Nossas referências atuais de liberalismo e conservadorismo são importadas, e por isso a população brasileira se assusta ao ouví-las. Nem mesmo seus defensores entendem direito o que defendem, a exemplo de Carla Zambelli confundindo ao vivo a definição de conservadorismo com a de civilização ocidental (filosofia grega, direito romano, e moral cristã).
Uma Nova Semana de 22
Enquanto a sociedade brasileira vê a esquerda como um movimento contínuo, estruturado solidamente na cultura de todos os ramos da sociedade brasileira, ela não consegue entender as ideias de direita. É uma colcha de retalhos entre intolerantes religiosos, viúvas da ditadura, falsos moralistas que se provaram golpistas depois, e pessoas como Ruy Barbosa, que eram limpas e competentes mas não conseguiram construir bons sucessores para suas ideias.

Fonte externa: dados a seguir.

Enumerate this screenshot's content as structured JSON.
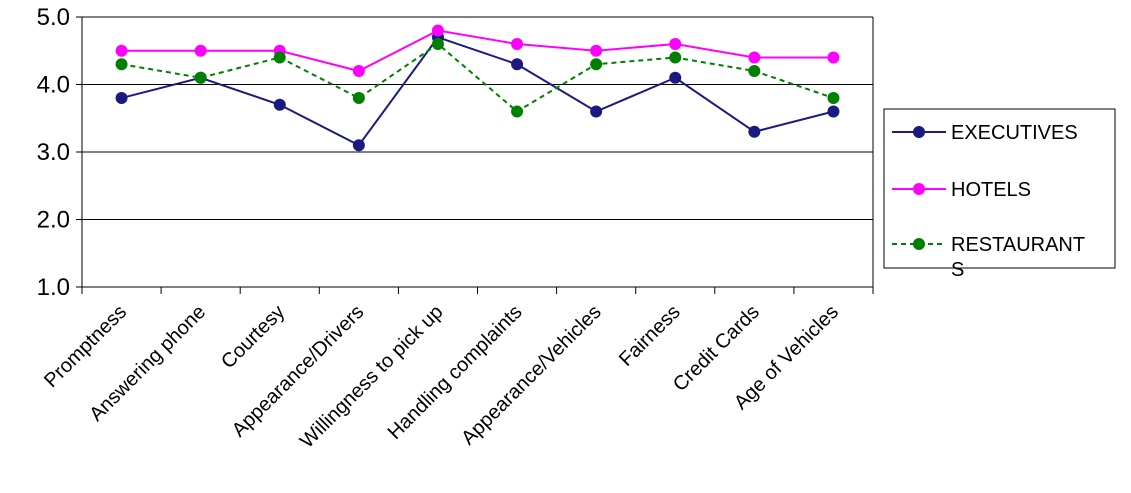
{
  "chart_data": {
    "type": "line",
    "categories": [
      "Promptness",
      "Answering phone",
      "Courtesy",
      "Appearance/Drivers",
      "Willingness to pick up",
      "Handling complaints",
      "Appearance/Vehicles",
      "Fairness",
      "Credit Cards",
      "Age of Vehicles"
    ],
    "series": [
      {
        "name": "EXECUTIVES",
        "color": "#1a1a80",
        "dashed": false,
        "values": [
          3.8,
          4.1,
          3.7,
          3.1,
          4.7,
          4.3,
          3.6,
          4.1,
          3.3,
          3.6
        ]
      },
      {
        "name": "HOTELS",
        "color": "#ff00ff",
        "dashed": false,
        "values": [
          4.5,
          4.5,
          4.5,
          4.2,
          4.8,
          4.6,
          4.5,
          4.6,
          4.4,
          4.4
        ]
      },
      {
        "name": "RESTAURANTS",
        "color": "#008000",
        "dashed": true,
        "values": [
          4.3,
          4.1,
          4.4,
          3.8,
          4.6,
          3.6,
          4.3,
          4.4,
          4.2,
          3.8
        ]
      }
    ],
    "y_ticks": [
      "1.0",
      "2.0",
      "3.0",
      "4.0",
      "5.0"
    ],
    "ylim": [
      1.0,
      5.0
    ],
    "grid": "horizontal",
    "legend_position": "right",
    "legend_lines": [
      [
        "EXECUTIVES"
      ],
      [
        "HOTELS"
      ],
      [
        "RESTAURANT",
        "S"
      ]
    ]
  }
}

Apenas em entre 2013 e 2018 a internet, local onde a direita cresceu pela cultura dos memes, possibilitou às massas ter acesso à literaturas e produtores culturais (youtubers) que explicassem suas visões de mundo novamente e formassem a Nova Direita. Esforços do Instituto Liberal, Instituto Mises Brasil(agora Instituto Rothbard), Olavo de Carvalho e Editora Record, assim como movimentos como o MBL e o Vem pra Rua com seus memes políticos, trouxeram de volta um século de tradições políticas e culturais perdidas, apenas para serem de novo manchadas pelo espectro do bolsonarismo.
Pegue, por exemplo, o Kim Kataguiri. Ele é sem sombra de dúvidas um dos deputados que mais fez pelo liberalismo em seu mandato, aprovando número recorde de projetos, chefiando a comissão de educação, abrindo mão de privilégios e doando grande parte de seu salário mensalmente para instituições de caridade. Mas a esquerda olha para ele e pensa “o que é você”? Ela só conhece a direita como defensores da ditadura, e a referência histórica mais próxima de Kim é Carlos Lacerda, o moralista que virou golpista.
Este ano de 2022 é único, pois faz 200 anos da Independência e 100 anos da semana de arte moderna. Diferente da esquerda, não temos nomes históricos que possamos nos orgulhar e emoldurar em nossa parede. A nossa geração é a primeira do último século a recuperar as tradições do liberalismo e do conservadorismo como forças de massa e partidárias. É nossa responsabilidade criar uma nova cultura na direita, uma sem o espectro da ditadura ou do Bolsonarismo. Como os jovens da geração heróica de 22, é o nosso dever resgatar nossas raízes perdidas e com elas construir as novas raízes culturais da direita brasileira, de forma que os jovens daqui a 100 anos possam se apoiar nos nossos ombros para fazer um Brasil melhor.